Susan has a lot to tell you about how to run your channel.
When I was growing up, every time I wrote a letter to my grandfather I worried it might be censored. My father had fled communist Poland for the U.S., but my grandfather was unable to escape and still lived behind the Iron Curtain. I learned very young that it can be dangerous when governments reach too far.
As CEO of YouTube, I grapple every day with issues related to free expression and responsibility. Companies, civil society and governments are facing unprecedented challenges and sorting through complicated questions, determining where to draw the lines on speech in the 21st century. Policy makers around the world are introducing regulatory proposals—some argue that too much content is left up on platforms, while others say too much is taken down. At YouTube, we’re working to protect our community while enabling new and diverse voices to break through. Three principles should guide discussions about the regulation of online speech.
First, the open internet has transformed society in incredible ways. The Group of Seven leaders reaffirmed the fundamental value of openness in a recent statement. YouTube makes information available to anyone with an internet connection. People around the world come to YouTube to find information, to learn and to build community. But creating a space that’s open to everyone means that bad actors will sometimes cross the line.
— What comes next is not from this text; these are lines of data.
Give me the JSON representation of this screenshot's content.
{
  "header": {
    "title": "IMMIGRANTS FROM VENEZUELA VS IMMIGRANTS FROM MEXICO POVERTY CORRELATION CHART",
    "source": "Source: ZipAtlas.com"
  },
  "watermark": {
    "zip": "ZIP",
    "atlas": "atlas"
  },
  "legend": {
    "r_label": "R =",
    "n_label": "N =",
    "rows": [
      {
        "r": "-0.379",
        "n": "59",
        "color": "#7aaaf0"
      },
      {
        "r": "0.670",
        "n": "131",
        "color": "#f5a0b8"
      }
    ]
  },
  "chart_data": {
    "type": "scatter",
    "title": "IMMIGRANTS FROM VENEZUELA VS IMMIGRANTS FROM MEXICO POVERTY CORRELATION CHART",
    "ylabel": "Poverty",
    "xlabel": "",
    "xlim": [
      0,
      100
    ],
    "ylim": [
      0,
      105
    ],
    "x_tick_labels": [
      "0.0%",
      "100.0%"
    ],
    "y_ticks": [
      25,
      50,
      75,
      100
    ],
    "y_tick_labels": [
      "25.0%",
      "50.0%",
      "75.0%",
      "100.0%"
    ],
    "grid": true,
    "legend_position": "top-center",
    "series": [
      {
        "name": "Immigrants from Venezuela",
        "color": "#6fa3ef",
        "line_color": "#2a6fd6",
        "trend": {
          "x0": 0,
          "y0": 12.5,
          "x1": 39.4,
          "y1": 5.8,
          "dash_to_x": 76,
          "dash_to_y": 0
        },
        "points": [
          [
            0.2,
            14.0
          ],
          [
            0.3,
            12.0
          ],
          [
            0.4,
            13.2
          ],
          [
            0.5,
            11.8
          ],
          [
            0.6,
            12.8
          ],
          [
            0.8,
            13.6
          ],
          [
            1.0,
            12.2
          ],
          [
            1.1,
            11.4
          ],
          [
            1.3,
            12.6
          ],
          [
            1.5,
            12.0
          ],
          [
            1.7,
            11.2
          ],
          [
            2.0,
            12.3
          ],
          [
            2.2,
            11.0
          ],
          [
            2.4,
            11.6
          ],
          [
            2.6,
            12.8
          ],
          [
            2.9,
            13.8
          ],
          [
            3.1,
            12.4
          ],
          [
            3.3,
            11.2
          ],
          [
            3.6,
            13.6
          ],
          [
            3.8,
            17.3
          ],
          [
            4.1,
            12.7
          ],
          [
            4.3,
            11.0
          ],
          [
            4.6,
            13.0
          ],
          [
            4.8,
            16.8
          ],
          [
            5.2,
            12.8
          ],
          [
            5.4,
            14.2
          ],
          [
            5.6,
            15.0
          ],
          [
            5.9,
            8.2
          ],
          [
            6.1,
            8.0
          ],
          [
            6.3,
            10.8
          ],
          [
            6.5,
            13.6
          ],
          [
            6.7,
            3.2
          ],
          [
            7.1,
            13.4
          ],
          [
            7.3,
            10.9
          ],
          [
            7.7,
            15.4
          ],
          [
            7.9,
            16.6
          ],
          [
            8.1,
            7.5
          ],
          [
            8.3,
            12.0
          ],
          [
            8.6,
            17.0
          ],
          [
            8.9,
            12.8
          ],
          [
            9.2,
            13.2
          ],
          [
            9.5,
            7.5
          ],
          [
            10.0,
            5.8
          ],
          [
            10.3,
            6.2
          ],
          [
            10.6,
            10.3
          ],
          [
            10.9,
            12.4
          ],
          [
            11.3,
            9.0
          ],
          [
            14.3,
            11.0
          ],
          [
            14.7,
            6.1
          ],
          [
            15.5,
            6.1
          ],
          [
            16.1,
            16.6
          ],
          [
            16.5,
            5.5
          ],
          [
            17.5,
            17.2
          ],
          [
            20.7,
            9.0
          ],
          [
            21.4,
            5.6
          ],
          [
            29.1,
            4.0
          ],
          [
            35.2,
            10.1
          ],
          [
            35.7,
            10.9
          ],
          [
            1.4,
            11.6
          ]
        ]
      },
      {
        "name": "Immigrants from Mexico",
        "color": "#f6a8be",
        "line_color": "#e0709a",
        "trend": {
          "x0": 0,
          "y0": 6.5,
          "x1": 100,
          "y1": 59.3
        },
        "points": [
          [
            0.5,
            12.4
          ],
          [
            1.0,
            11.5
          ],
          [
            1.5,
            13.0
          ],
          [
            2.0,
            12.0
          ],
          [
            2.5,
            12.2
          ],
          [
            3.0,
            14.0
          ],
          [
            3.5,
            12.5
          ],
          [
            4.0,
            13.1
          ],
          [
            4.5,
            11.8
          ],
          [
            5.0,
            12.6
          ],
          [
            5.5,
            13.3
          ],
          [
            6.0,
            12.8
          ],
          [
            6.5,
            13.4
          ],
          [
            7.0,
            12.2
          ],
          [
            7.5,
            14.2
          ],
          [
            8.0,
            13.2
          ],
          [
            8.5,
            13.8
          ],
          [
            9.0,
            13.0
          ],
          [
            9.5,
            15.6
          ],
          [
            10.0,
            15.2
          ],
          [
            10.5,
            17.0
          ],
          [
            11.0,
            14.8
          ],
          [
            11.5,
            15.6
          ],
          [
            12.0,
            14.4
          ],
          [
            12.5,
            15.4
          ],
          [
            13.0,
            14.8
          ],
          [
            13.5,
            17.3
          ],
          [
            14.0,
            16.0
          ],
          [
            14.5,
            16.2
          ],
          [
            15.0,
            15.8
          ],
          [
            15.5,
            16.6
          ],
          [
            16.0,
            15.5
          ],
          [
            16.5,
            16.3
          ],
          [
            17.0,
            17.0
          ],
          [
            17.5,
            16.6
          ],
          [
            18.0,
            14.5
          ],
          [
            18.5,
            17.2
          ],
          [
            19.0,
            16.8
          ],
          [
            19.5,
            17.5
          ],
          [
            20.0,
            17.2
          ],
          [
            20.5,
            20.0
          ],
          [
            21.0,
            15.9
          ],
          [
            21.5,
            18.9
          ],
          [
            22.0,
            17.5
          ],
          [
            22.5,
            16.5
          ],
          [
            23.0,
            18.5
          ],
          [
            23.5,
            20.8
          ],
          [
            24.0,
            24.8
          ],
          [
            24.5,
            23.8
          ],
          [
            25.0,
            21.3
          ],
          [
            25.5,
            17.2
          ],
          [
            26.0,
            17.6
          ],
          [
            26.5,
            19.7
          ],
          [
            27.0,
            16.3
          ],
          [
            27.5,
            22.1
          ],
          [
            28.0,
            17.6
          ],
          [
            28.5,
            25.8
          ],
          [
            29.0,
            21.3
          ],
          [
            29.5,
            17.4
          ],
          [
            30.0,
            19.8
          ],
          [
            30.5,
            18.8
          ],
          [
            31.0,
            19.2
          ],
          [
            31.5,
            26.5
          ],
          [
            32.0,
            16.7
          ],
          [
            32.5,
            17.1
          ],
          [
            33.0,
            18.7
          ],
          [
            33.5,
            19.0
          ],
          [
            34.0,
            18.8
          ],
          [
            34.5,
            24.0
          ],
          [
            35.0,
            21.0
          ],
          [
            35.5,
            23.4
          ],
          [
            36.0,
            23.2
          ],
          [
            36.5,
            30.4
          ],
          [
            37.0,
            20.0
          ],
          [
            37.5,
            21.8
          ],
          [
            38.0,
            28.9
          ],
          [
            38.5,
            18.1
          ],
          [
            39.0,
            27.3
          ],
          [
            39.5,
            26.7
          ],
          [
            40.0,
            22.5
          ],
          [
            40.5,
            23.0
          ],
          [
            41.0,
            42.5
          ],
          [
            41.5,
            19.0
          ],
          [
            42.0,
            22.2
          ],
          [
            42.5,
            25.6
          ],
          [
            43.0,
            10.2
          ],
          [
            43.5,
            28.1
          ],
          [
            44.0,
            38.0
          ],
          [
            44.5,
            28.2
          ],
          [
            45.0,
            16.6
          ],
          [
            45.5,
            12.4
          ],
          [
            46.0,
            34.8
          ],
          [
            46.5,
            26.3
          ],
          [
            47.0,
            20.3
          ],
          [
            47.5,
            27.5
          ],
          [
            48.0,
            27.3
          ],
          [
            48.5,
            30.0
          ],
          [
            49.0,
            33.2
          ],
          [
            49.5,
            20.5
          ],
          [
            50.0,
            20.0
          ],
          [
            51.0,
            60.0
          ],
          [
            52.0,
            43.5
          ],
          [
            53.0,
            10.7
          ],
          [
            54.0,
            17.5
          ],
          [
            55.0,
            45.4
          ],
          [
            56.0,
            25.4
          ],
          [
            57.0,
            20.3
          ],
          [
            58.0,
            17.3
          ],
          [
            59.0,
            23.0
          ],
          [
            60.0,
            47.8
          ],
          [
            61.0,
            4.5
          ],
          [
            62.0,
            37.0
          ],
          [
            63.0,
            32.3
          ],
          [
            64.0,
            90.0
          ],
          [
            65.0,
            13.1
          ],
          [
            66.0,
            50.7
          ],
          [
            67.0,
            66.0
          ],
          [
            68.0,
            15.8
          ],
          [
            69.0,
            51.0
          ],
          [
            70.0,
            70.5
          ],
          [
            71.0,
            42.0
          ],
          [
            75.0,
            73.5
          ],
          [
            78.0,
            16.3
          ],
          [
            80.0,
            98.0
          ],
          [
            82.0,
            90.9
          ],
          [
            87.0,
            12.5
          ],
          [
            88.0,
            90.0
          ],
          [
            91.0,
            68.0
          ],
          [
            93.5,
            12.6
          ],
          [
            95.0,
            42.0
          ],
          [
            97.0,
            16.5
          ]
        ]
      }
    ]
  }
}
YouTube has always had community guidelines that set the rules of the road. We remove content that could cause real harm, such as violent extremism, copyright infringement and dangerous pranks. Some of our decisions are controversial, but we apply our policies equally, regardless of who posts the content or the political viewpoint expressed. At the same time, we embrace the inherent complexity and messiness of the internet. Stripping away everything that’s controversial could silence important voices and ideas.